Chatbots estão por toda parte, até no Facebook

Provavelmente você já foi atendido por um chatbot e nem se deu conta. E se ainda não foi, a probabilidade é grande. O chatbots, softwares de comunicação para envio de mensagens automáticas, são cada vez mais usados pelas empresas para interagir com o público em plataformas online, como sites e apps. Sabe aquela caixa de diálogo que fica disponível em alguns sites para tirar dúvidas? Isso é um tipo de chatbot. Mas o potencial desses robôs de comunicação é muito maior. Conheça neste artigo do papelada onde mais você vai conversar via chatbots.

A internet está sempre trazendo uma forma diferente para nos comunicarmos.
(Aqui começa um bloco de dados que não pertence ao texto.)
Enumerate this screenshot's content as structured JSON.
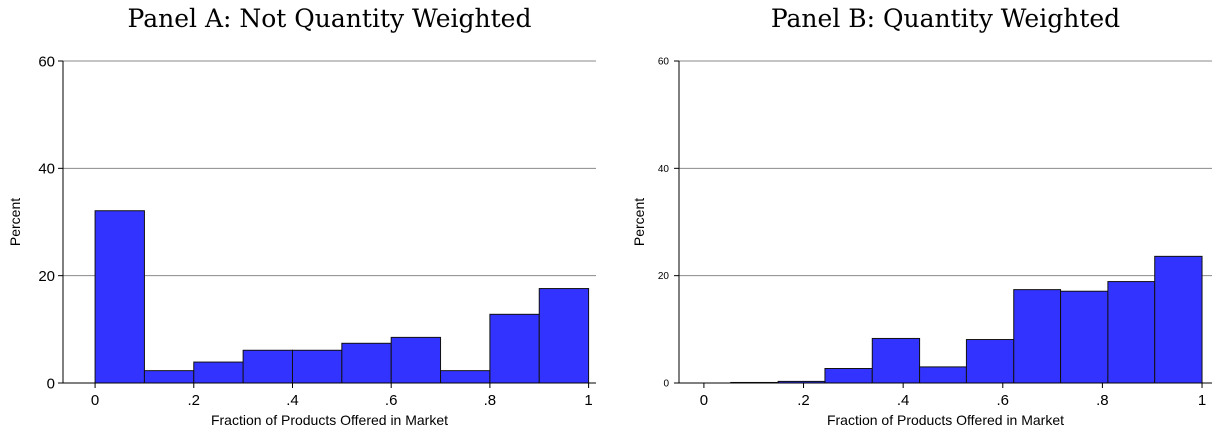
{
  "colors": {
    "bar_fill": "#3333ff",
    "bar_stroke": "#111111",
    "grid": "#8a8a8a",
    "axis": "#000000"
  },
  "chart_data": [
    {
      "type": "bar",
      "title": "Panel A: Not Quantity Weighted",
      "xlabel": "Fraction of Products Offered in Market",
      "ylabel": "Percent",
      "xlim": [
        -0.065,
        1.015
      ],
      "ylim": [
        0,
        60
      ],
      "xticks": [
        0,
        0.2,
        0.4,
        0.6,
        0.8,
        1
      ],
      "xtick_labels": [
        "0",
        ".2",
        ".4",
        ".6",
        ".8",
        "1"
      ],
      "yticks": [
        0,
        20,
        40,
        60
      ],
      "ytick_labels": [
        "0",
        "20",
        "40",
        "60"
      ],
      "grid": true,
      "bins": [
        {
          "x0": 0.0,
          "x1": 0.1,
          "value": 32.1
        },
        {
          "x0": 0.1,
          "x1": 0.2,
          "value": 2.3
        },
        {
          "x0": 0.2,
          "x1": 0.3,
          "value": 3.9
        },
        {
          "x0": 0.3,
          "x1": 0.4,
          "value": 6.1
        },
        {
          "x0": 0.4,
          "x1": 0.5,
          "value": 6.1
        },
        {
          "x0": 0.5,
          "x1": 0.6,
          "value": 7.4
        },
        {
          "x0": 0.6,
          "x1": 0.7,
          "value": 8.5
        },
        {
          "x0": 0.7,
          "x1": 0.8,
          "value": 2.3
        },
        {
          "x0": 0.8,
          "x1": 0.9,
          "value": 12.8
        },
        {
          "x0": 0.9,
          "x1": 1.0,
          "value": 17.6
        }
      ]
    },
    {
      "type": "bar",
      "title": "Panel B: Quantity Weighted",
      "xlabel": "Fraction of Products Offered in Market",
      "ylabel": "Percent",
      "xlim": [
        -0.05,
        1.02
      ],
      "ylim": [
        0,
        60
      ],
      "xticks": [
        0,
        0.2,
        0.4,
        0.6,
        0.8,
        1
      ],
      "xtick_labels": [
        "0",
        ".2",
        ".4",
        ".6",
        ".8",
        "1"
      ],
      "yticks": [
        0,
        20,
        40,
        60
      ],
      "ytick_labels": [
        "0",
        "20",
        "40",
        "60"
      ],
      "grid": true,
      "bins": [
        {
          "x0": 0.054,
          "x1": 0.149,
          "value": 0.1
        },
        {
          "x0": 0.149,
          "x1": 0.243,
          "value": 0.3
        },
        {
          "x0": 0.243,
          "x1": 0.338,
          "value": 2.7
        },
        {
          "x0": 0.338,
          "x1": 0.433,
          "value": 8.3
        },
        {
          "x0": 0.433,
          "x1": 0.527,
          "value": 3.0
        },
        {
          "x0": 0.527,
          "x1": 0.622,
          "value": 8.1
        },
        {
          "x0": 0.622,
          "x1": 0.716,
          "value": 17.4
        },
        {
          "x0": 0.716,
          "x1": 0.811,
          "value": 17.1
        },
        {
          "x0": 0.811,
          "x1": 0.905,
          "value": 18.9
        },
        {
          "x0": 0.905,
          "x1": 1.0,
          "value": 23.6
        }
      ]
    }
  ]
}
A estrela da vez são os chatbots, softwares de comunicação desenvolvidos para oferecer respostas automáticas. A partir de um input fornecido pelo outro lado (uma pergunta sobre o preço de um produto, por exemplo), o sistema busca a resposta mais aproximada possível. Porém a interação não é robótica e está mais próxima de um diálogo, daí o nome chatbots (chat = conversa. bot = diminutivo em inglês de robot).

Imagine que além do preço, você queira outras informações como prazo de entrega ou status de um pedido. É para atender esse tipo de demanda mais objetiva e simples que a maioria das empresas tem utilizado a solução. Como os chatbots são programados para manter uma conversa natural, o cliente, na maioria dos casos se sente atendido, e deixa de de recorrer a outros canais como o call center.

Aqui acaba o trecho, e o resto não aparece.